🤖 AI Summary
This paper addresses key limitations of Chain-of-Thought (CoT) reasoning—high computational cost, fixed inference length, and non-adaptive model selection—by proposing the Re-FORC framework. Re-FORC introduces a lightweight, context-aware adapter that enables real-time prediction of future rewards during inference, thereby dynamically governing early termination, optimal model switching, and step-wise expansion of reasoning depth; it further explicitly models per-token computational cost as a dynamic control signal. Its core innovation lies in jointly optimizing inference length and model scale through a runtime cost-sensitive adaptive scaling mechanism.
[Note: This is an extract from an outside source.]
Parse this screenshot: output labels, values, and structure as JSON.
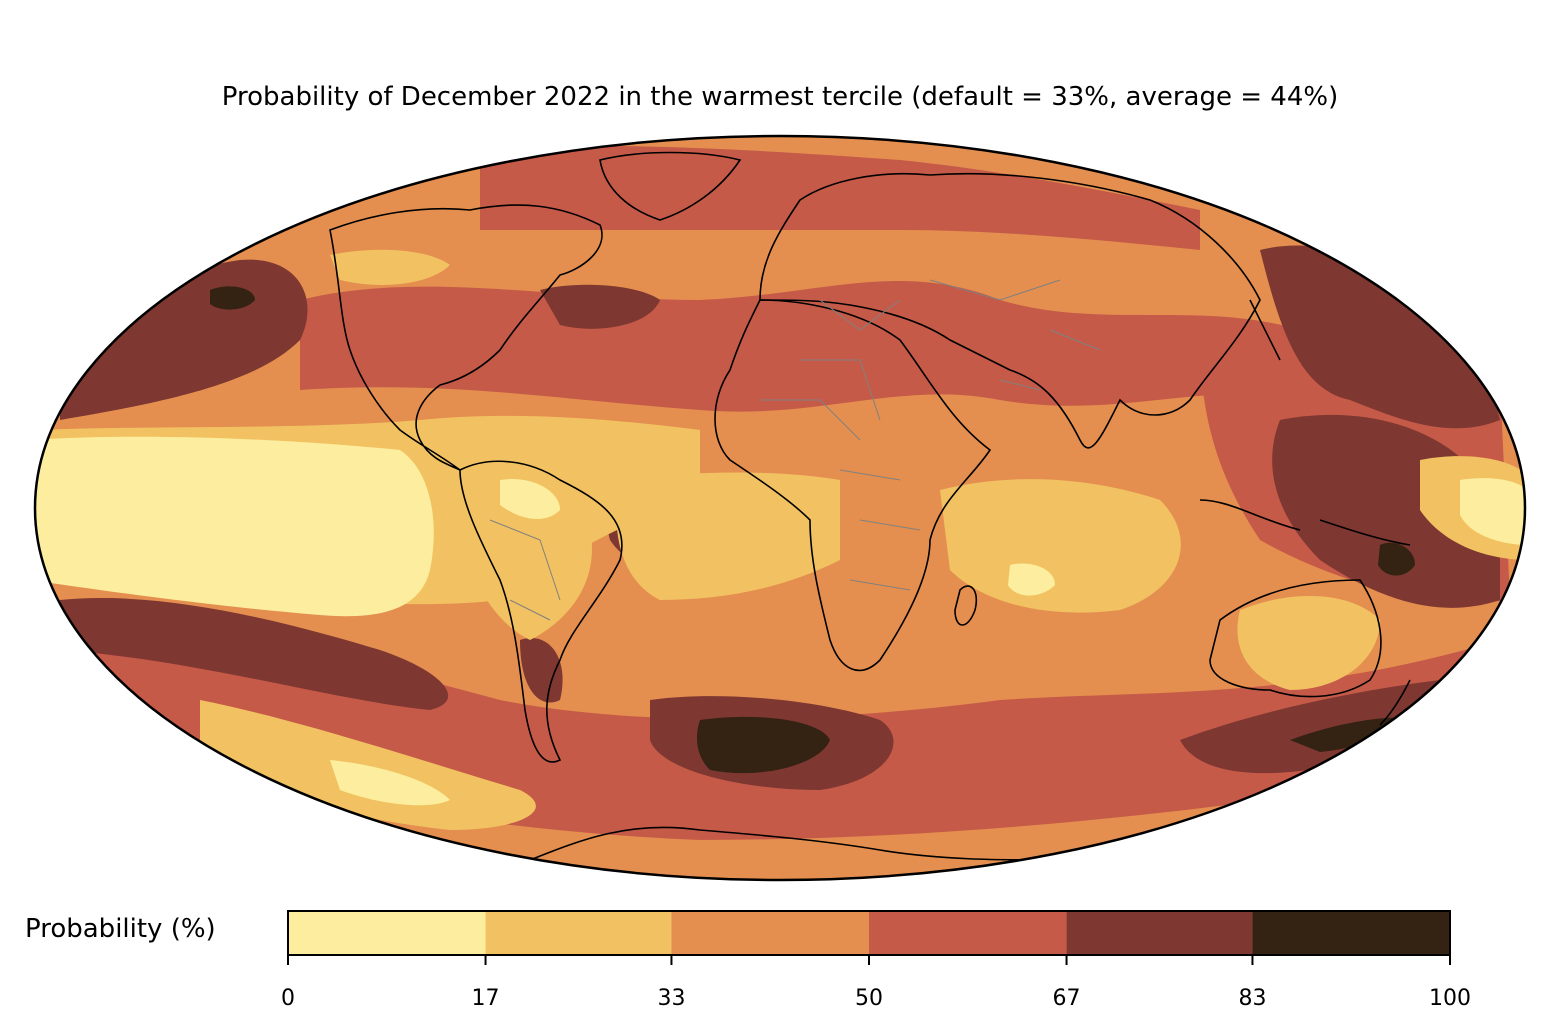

Experiments demonstrate that Re-FORC reduces computation by 26% while preserving accuracy; improves accuracy by 4% under fixed computational budgets; cuts computational cost by 55% at equivalent accuracy; and boosts accuracy by 11% and 7% in high- and low-resource settings, respectively.
📝 Abstract
We propose Re-FORC, an adaptive reward prediction method that, given a context, enables prediction of the expected future rewards as a function of the number of future thinking tokens. Re-FORC trains a lightweight adapter on reasoning models, demonstrating improved prediction with longer reasoning and larger models. Re-FORC enables: 1) early stopping of unpromising reasoning chains, reducing compute by 26% while maintaining accuracy, 2) optimized model and thinking length selection that achieves 4% higher accuracy at equal compute and 55% less compute at equal accuracy compared to the largest model, 3) adaptive test-time scaling, which increases accuracy by 11% in high compute regime, and 7% in low compute regime. Re-FORC allows dynamic reasoning with length control via cost-per-token thresholds while estimating computation time upfront.